Placental insufficiency remains a common cause of perinatal mortality and neurodevelopmental morbidity. Congenital heart disease (CHD) in the fetus and its relationship to placental function is unknown. This study explores placental health and its relationship to neonatal outcomes by comparing placental volumes in healthy pregnancies and pregnancies complicated by CHD using in vivo three-dimensional MRI studies.

Methods

In a prospective observational study, pregnant women greater than 18 weeks gestation with normal pregnancies or pregnancies complicated by CHD were recruited and underwent fetal MR imaging. The placenta was manually outlined and the volume was calculated in cm³. Brain volume was also calculated and clinical data were also collected. Relationships, including interactive effects, between placental and fetal growth, including brain growth, were evaluated using longitudinal multiple linear regression analysis.

Results

135 women underwent fetal MRI between 18 and 39 weeks gestation (mean 31.6 ± 4.4). Placental volume increased exponentially with gestational age (p = 0.041). Placental volume was positively associated with birth weight (p < 0.001) and increased more steeply with birth weight in CHD-affected fetuses (p = 0.046). Total brain and cerebral volumes were smaller in the CHD group (p < 0.001), but brainstem volume (p < 0.001) was larger. Placental volumes were not associated with brain volumes.

Discussion

Impaired placental growth in CHD is associated with gestational age and birth weight at delivery. Abnormalities in placental development may contribute to the significant morbidity in this high-risk population. Assessment of placental volume by MRI allows for in vivo assessments of placental development.

Introduction

Placental function and a well-controlled intrauterine environment are critical for normal neurodevelopment of the fetus [1], [2]. Placental insufficiency can compromise the developing fetus by limiting essential nutrient transfer from the mother, allowing for the transfer of toxic substrates to the fetus or diminishing the neuroendocrine function of the placenta [1], [3], [4], [5]. Despite its critical function, placental insufficiency remains difficult to identify until after the fetus has been compromised by growth restriction or abnormalities have developed in the umbilical or fetal vascular network. While it is known that placental insufficiency is a complication of maternal vascular disease that impairs uterine blood flow [6], [7], [8], [9] as well as a complication of abnormal placental implantation and vascular development [10], [11], [12], the relationship between fetal vascular disease and placental health is unknown. Fetal vascular disease, as in congenital heart disease (CHD), can result in alterations in oxygen delivery and blood flow in the fetal and placental circulation [13]. Much less is known about the effect of fetal vascular abnormalities associated with CHD on placental growth and function.

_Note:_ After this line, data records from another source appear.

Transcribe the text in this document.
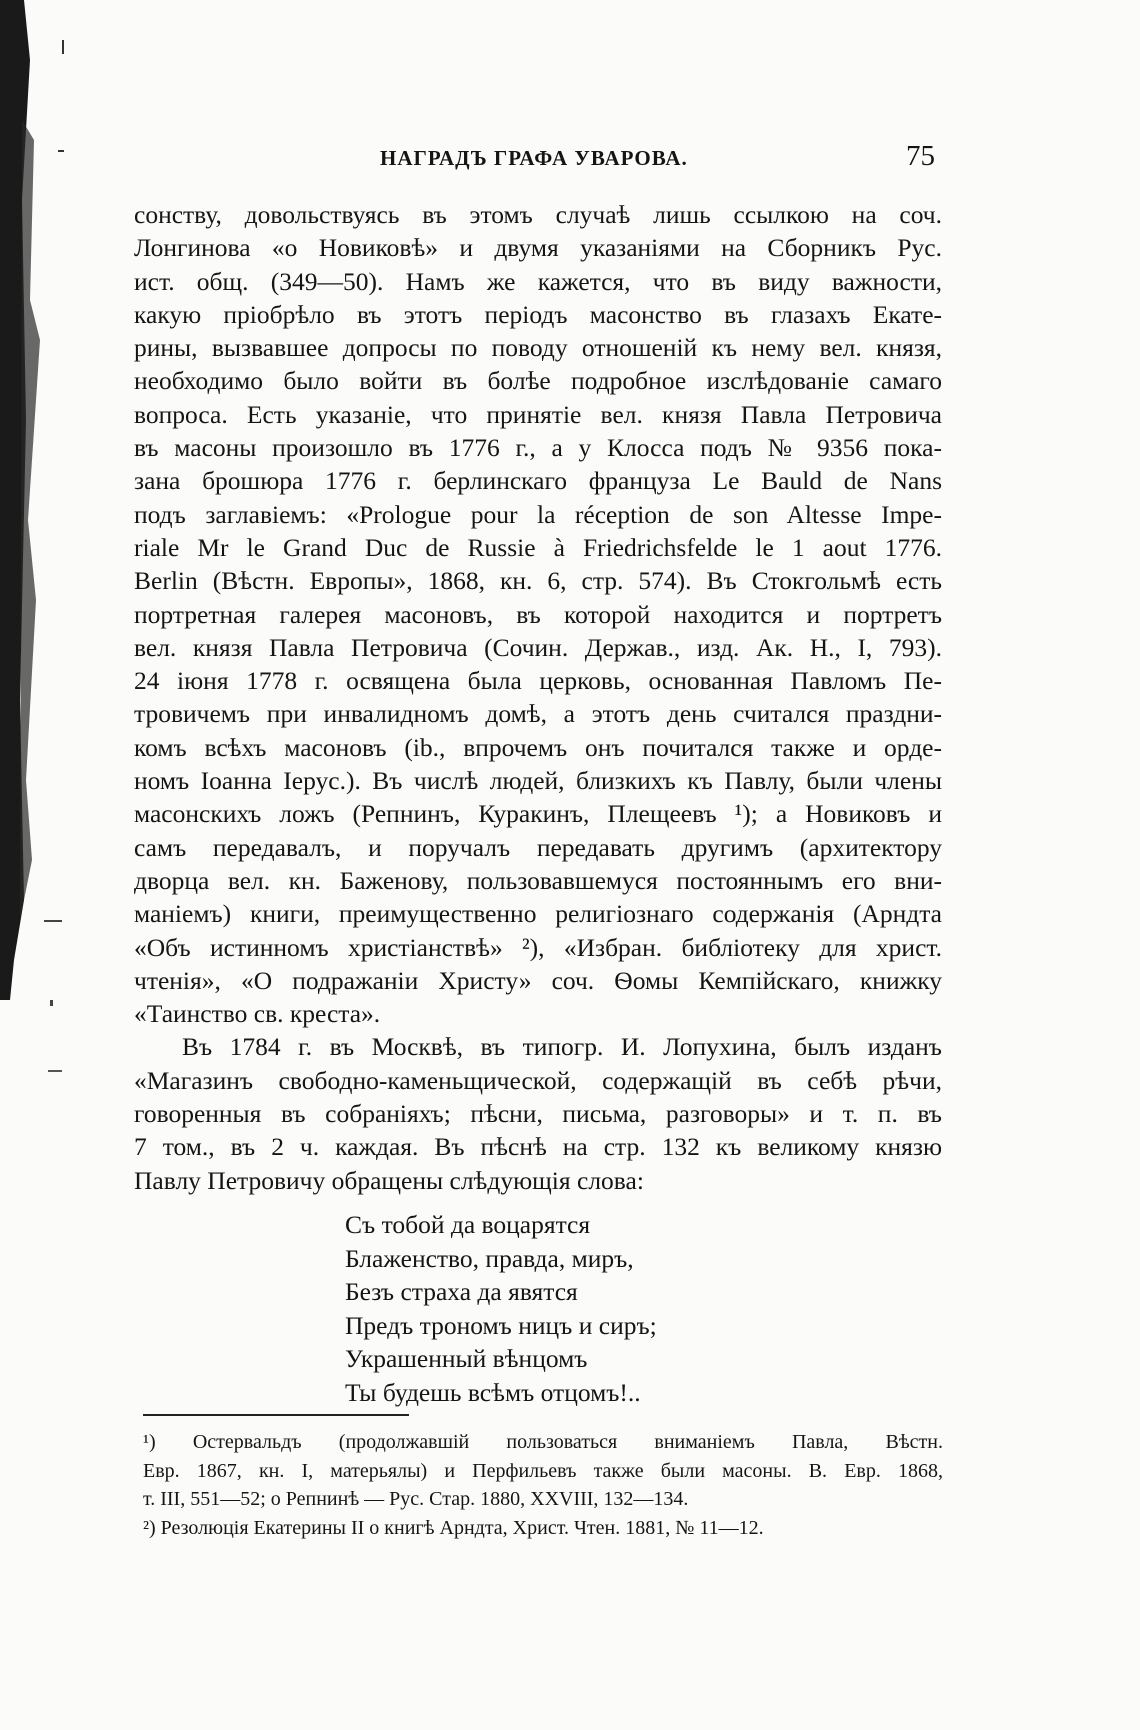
НАГРАДЪ ГРАФА УВАРОВА.	75
сонству, довольствуясь въ этомъ случаѣ лишь ссылкою на соч.
Лонгинова «о Новиковѣ» и двумя указаніями на Сборникъ Рус.
ист. общ. (349—50). Намъ же кажется, что въ виду важности,
какую пріобрѣло въ этотъ періодъ масонство въ глазахъ Екате-
рины, вызвавшее допросы по поводу отношеній къ нему вел. князя,
необходимо было войти въ болѣе подробное изслѣдованіе самаго
вопроса. Есть указаніе, что принятіе вел. князя Павла Петровича
въ масоны произошло въ 1776 г., а у Клосса подъ № 9356 пока-
зана брошюра 1776 г. берлинскаго француза Le Bauld de Nans
подъ заглавіемъ: «Prologue pour la réception de son Altesse Impe-
riale Mr le Grand Duc de Russie à Friedrichsfelde le 1 aout 1776.
Berlin (Вѣстн. Европы», 1868, кн. 6, стр. 574). Въ Стокгольмѣ есть
портретная галерея масоновъ, въ которой находится и портретъ
вел. князя Павла Петровича (Сочин. Держав., изд. Ак. Н., I, 793).
24 іюня 1778 г. освящена была церковь, основанная Павломъ Пе-
тровичемъ при инвалидномъ домѣ, а этотъ день считался праздни-
комъ всѣхъ масоновъ (ib., впрочемъ онъ почитался также и орде-
номъ Іоанна Іерус.). Въ числѣ людей, близкихъ къ Павлу, были члены
масонскихъ ложъ (Репнинъ, Куракинъ, Плещеевъ ¹); а Новиковъ и
самъ передавалъ, и поручалъ передавать другимъ (архитектору
дворца вел. кн. Баженову, пользовавшемуся постояннымъ его вни-
маніемъ) книги, преимущественно религіознаго содержанія (Арндта
«Объ истинномъ христіанствѣ» ²), «Избран. библіотеку для христ.
чтенія», «О подражаніи Христу» соч. Ѳомы Кемпійскаго, книжку
«Таинство св. креста».
Въ 1784 г. въ Москвѣ, въ типогр. И. Лопухина, былъ изданъ
«Магазинъ свободно-каменьщической, содержащій въ себѣ рѣчи,
говоренныя въ собраніяхъ; пѣсни, письма, разговоры» и т. п. въ
7 том., въ 2 ч. каждая. Въ пѣснѣ на стр. 132 къ великому князю
Павлу Петровичу обращены слѣдующія слова:
Съ тобой да воцарятся
Блаженство, правда, миръ,
Безъ страха да явятся
Предъ трономъ ницъ и сиръ;
Украшенный вѣнцомъ
Ты будешь всѣмъ отцомъ!..
¹) Остервальдъ (продолжавшій пользоваться вниманіемъ Павла, Вѣстн.
Евр. 1867, кн. I, матерьялы) и Перфильевъ также были масоны. В. Евр. 1868,
т. III, 551—52; о Репнинѣ — Рус. Стар. 1880, XXVIII, 132—134.
²) Резолюція Екатерины II о книгѣ Арндта, Христ. Чтен. 1881, № 11—12.
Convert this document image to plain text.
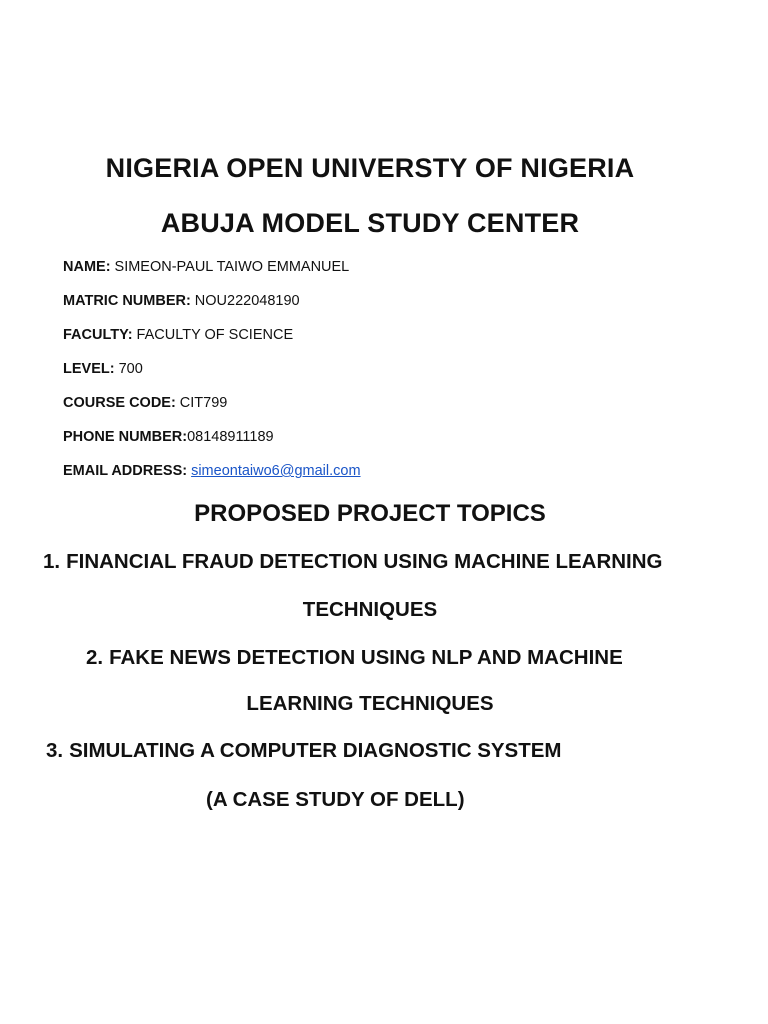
NIGERIA OPEN UNIVERSTY OF NIGERIA
ABUJA MODEL STUDY CENTER
NAME: SIMEON-PAUL TAIWO EMMANUEL
MATRIC NUMBER: NOU222048190
FACULTY: FACULTY OF SCIENCE
LEVEL: 700
COURSE CODE: CIT799
PHONE NUMBER:08148911189
EMAIL ADDRESS: simeontaiwo6@gmail.com
PROPOSED PROJECT TOPICS
1. FINANCIAL FRAUD DETECTION USING MACHINE LEARNING
TECHNIQUES
2. FAKE NEWS DETECTION USING NLP AND MACHINE
LEARNING TECHNIQUES
3. SIMULATING A COMPUTER DIAGNOSTIC SYSTEM
(A CASE STUDY OF DELL)
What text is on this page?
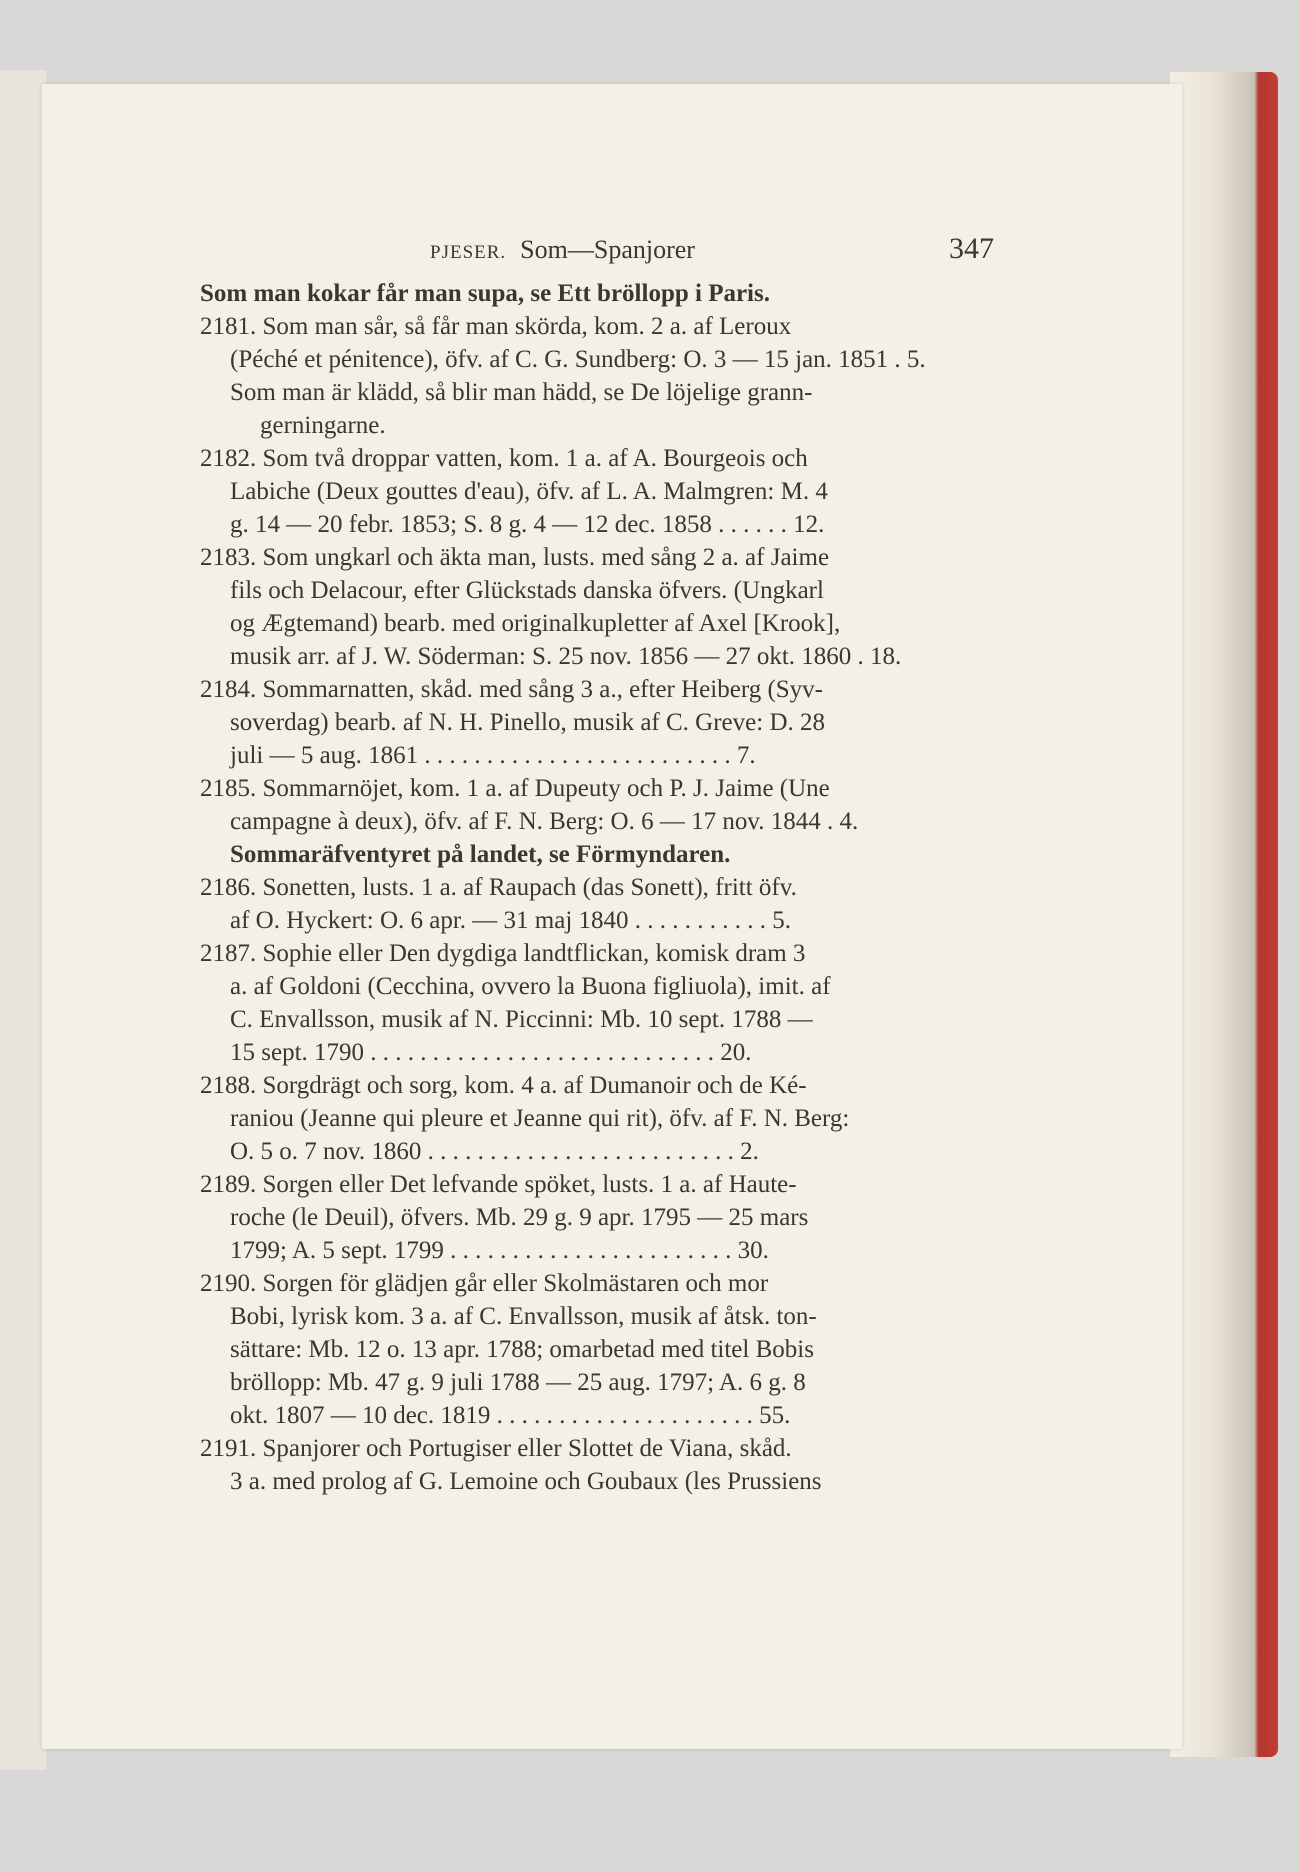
PJESER. Som—Spanjorer	347
Som man kokar får man supa, se Ett bröllopp i Paris.
2181. Som man sår, så får man skörda, kom. 2 a. af Leroux
(Péché et pénitence), öfv. af C. G. Sundberg: O. 3 — 15 jan. 1851 . 5.
Som man är klädd, så blir man hädd, se De löjelige grann-
gerningarne.
2182. Som två droppar vatten, kom. 1 a. af A. Bourgeois och
Labiche (Deux gouttes d'eau), öfv. af L. A. Malmgren: M. 4
g. 14 — 20 febr. 1853; S. 8 g. 4 — 12 dec. 1858 . . . . . . 12.
2183. Som ungkarl och äkta man, lusts. med sång 2 a. af Jaime
fils och Delacour, efter Glückstads danska öfvers. (Ungkarl
og Ægtemand) bearb. med originalkupletter af Axel [Krook],
musik arr. af J. W. Söderman: S. 25 nov. 1856 — 27 okt. 1860 . 18.
2184. Sommarnatten, skåd. med sång 3 a., efter Heiberg (Syv-
soverdag) bearb. af N. H. Pinello, musik af C. Greve: D. 28
juli — 5 aug. 1861 . . . . . . . . . . . . . . . . . . . . . . . . . 7.
2185. Sommarnöjet, kom. 1 a. af Dupeuty och P. J. Jaime (Une
campagne à deux), öfv. af F. N. Berg: O. 6 — 17 nov. 1844 . 4.
Sommaräfventyret på landet, se Förmyndaren.
2186. Sonetten, lusts. 1 a. af Raupach (das Sonett), fritt öfv.
af O. Hyckert: O. 6 apr. — 31 maj 1840 . . . . . . . . . . . 5.
2187. Sophie eller Den dygdiga landtflickan, komisk dram 3
a. af Goldoni (Cecchina, ovvero la Buona figliuola), imit. af
C. Envallsson, musik af N. Piccinni: Mb. 10 sept. 1788 —
15 sept. 1790 . . . . . . . . . . . . . . . . . . . . . . . . . . . . 20.
2188. Sorgdrägt och sorg, kom. 4 a. af Dumanoir och de Ké-
raniou (Jeanne qui pleure et Jeanne qui rit), öfv. af F. N. Berg:
O. 5 o. 7 nov. 1860 . . . . . . . . . . . . . . . . . . . . . . . . . 2.
2189. Sorgen eller Det lefvande spöket, lusts. 1 a. af Haute-
roche (le Deuil), öfvers. Mb. 29 g. 9 apr. 1795 — 25 mars
1799; A. 5 sept. 1799 . . . . . . . . . . . . . . . . . . . . . . . 30.
2190. Sorgen för glädjen går eller Skolmästaren och mor
Bobi, lyrisk kom. 3 a. af C. Envallsson, musik af åtsk. ton-
sättare: Mb. 12 o. 13 apr. 1788; omarbetad med titel Bobis
bröllopp: Mb. 47 g. 9 juli 1788 — 25 aug. 1797; A. 6 g. 8
okt. 1807 — 10 dec. 1819 . . . . . . . . . . . . . . . . . . . . . 55.
2191. Spanjorer och Portugiser eller Slottet de Viana, skåd.
3 a. med prolog af G. Lemoine och Goubaux (les Prussiens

As mortality rates continue to decrease dramatically in newborns diagnosed with complex CHD, long-term neurodevelopmental impairments are recognized with increased frequency in surviving infants. Motor and cognitive disabilities, as well as neurosensory and psychosocial impairments are frequently described in children with complex CHD [14]. In addition to the genetic predisposition for structural brain anomalies in the patient with CHD, there is a growing body of evidence that supports acquired brain injury in this population. It is now well established that brain injury is multi-factorial and includes several periods of risks including intraoperative events and postoperative complications, in addition to postnatal pre-operative vulnerability for neonatal brain injury [14], [15]. Advances in fetal imaging, and particularly magnetic resonance imaging (MRI) have recently provided important insights into abnormal intrauterine neurodevelopment in the fetus with CHD. Abnormalities in the fetal circulation due to CHD disrupt oxygen and substrate delivery to the cerebral circulation, which further disrupt cerebral perfusion [14]. In addition, alterations in the fetal circulation due to CHD have also been associated with blood flow abnormalities of the umbilical vessels [16], [17], [18]. Evaluation of the cerebral-placental vascular bed in CHD using Doppler measures of the middle cerebral arteries, umbilical arteries and cerebro-placental ratio has revealed decreased resistance of blood flow in the cerebral arteries as well as significant abnormalities of the cerebro-placental ratio [19]. These changes are similar to those reported in placental insufficiency and intrauterine growth restriction, another population that has high perinatal mortality and neurodevelopmental morbidity [20]. Though the placenta has been studied in growth restriction, to date no study has examined placental growth in fetuses diagnosed with complex CHD in utero.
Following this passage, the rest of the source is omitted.